Toutefois, ce ne devrait pas être le cas. Ayant connaissance de son vécu après avoir échangé longuement avec la directrice du campus rennais, l'université de Bergen a dû réussir à dénicher un emploi parfaitement adapté, qui permettra aux étudiants de subvenir à leurs besoins.
— Tout se passera bien, lui certifie son meilleur ami.
— J'imagine que je le découvrirai bien assez tôt, répond-elle, convaincue.
Puis, essayant tant bien que mal de se repérer, elle tente de mémoriser des détails, même les plus farfelus qui soient, pour s'aider à se rappeler le chemin à emprunter une fois seule.
Tout ira bien, ma cocotte.
— Tu feras quoi, toi ? s'enquiert-elle.
— Ils m'ont dit que je travaillerai en tant qu'employé libre-service au REMA 1000 où nous nous sommes rendus hier.
— Et ça consiste en quoi exactement ?
— Je devrai approvisionner en marchandises les rayons selon les ventes et l'état des stocks.
— Merci pour tes explications, je comprends mieux maintenant, lui assure-t-elle.
— Peut-être qu'on aura le droit à des prix ?
— C'est vrai que ça serait bien. La vie est tellement chère ici...
— Croisons les doigts pour que ce soit le cas ! s'exclame-t-il, en priant intérieurement.
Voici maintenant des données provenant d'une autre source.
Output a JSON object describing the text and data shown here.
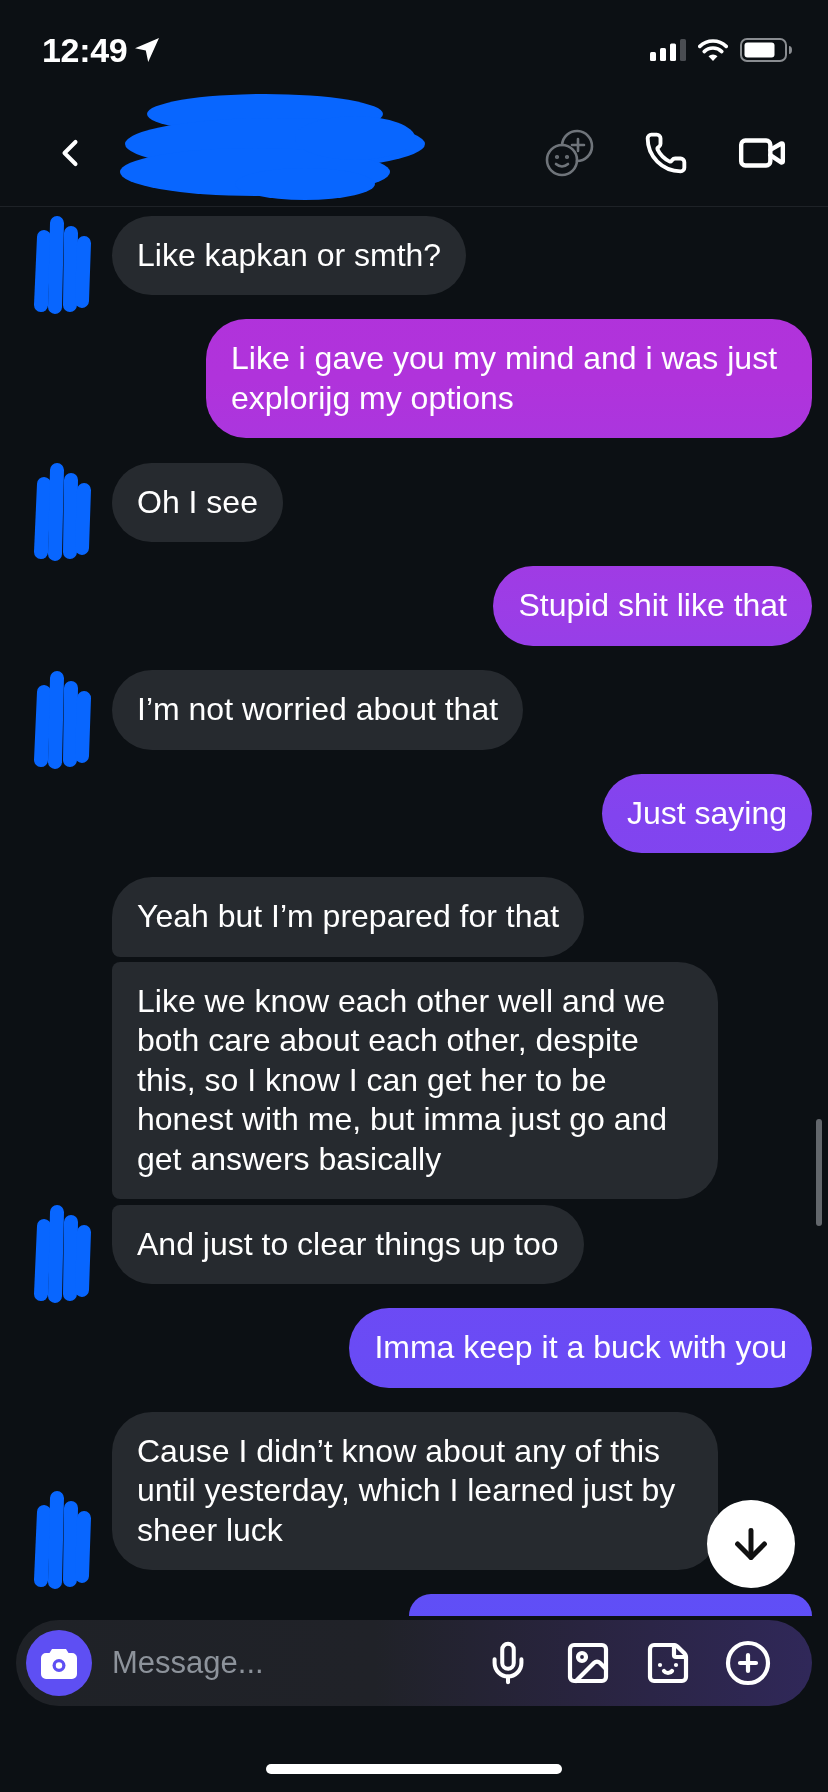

Reprenant leur périple d'une démarche plus tranquille, ils prennent davantage le temps d'observer ce qui les entoure. D'ailleurs, quelques instants plus tard, Gabriel part sur une présentation complète de l'architecture de l'église qui se situe près de leur lieu d'études.
N'aura-t-il donc jamais fini ?
En proie à un rire nerveux, elle le coupe soudain.
— C'est dingue, tu ne trouves pas ?
— De quoi ? s'étonne-t-il.
— Finalement, l'université n'est pas si loin que cela de notre logement. À tout casser, nous devons mettre quinze minutes de marche pour nous y rendre ! C'est bien elle, là-bas ? le questionne-t-elle, en montrant du doigt l'édifice imposant.
— Tu as raison, c'est elle, affirme-t-il, les yeux remplis d'étoiles.
N'y tenant plus, Charlie s'élance vers l'université.
C'est sublime !
D'immenses fenêtres à carreaux semblent laisser entrer la luminosité au sein des locaux qui s'étendent à perte de vue.
Au milieu de la cour, une statue de bronze représentant un homme, Wilhelm Frimann Koren Christie*, se dresse majestueusement sur le sol pavé. Un lion en pierre à l'aspect féroce, est couché à ses pieds.
Sur ses talons, Gabriel la suit de près. Ce n'est pas le moment qu'elle se rétame encore une fois !
Radieuse, elle fait volte-face. C'était une excellente idée de l'emmener ici. Ayant tendance à beaucoup stresser pour tout et n'importe quoi, Charlie doit se sentir rassurée. Elle n'arrivera pas en territoire inconnu le lendemain.
Un magnifique sourire vient illuminer son visage. Le premier qu'elle refait avec sincérité depuis sa grave dépression.
* Catwalk : Endroit où défilent les mannequins.
* Wilhelm Frimann Koren Christie : Personnalité politique née le 7 décembre 1778 et décédée le 10 octobre 1849 à Bergen. Il est l'un des pères de la Constitution norvégienne. La statue date de 1825.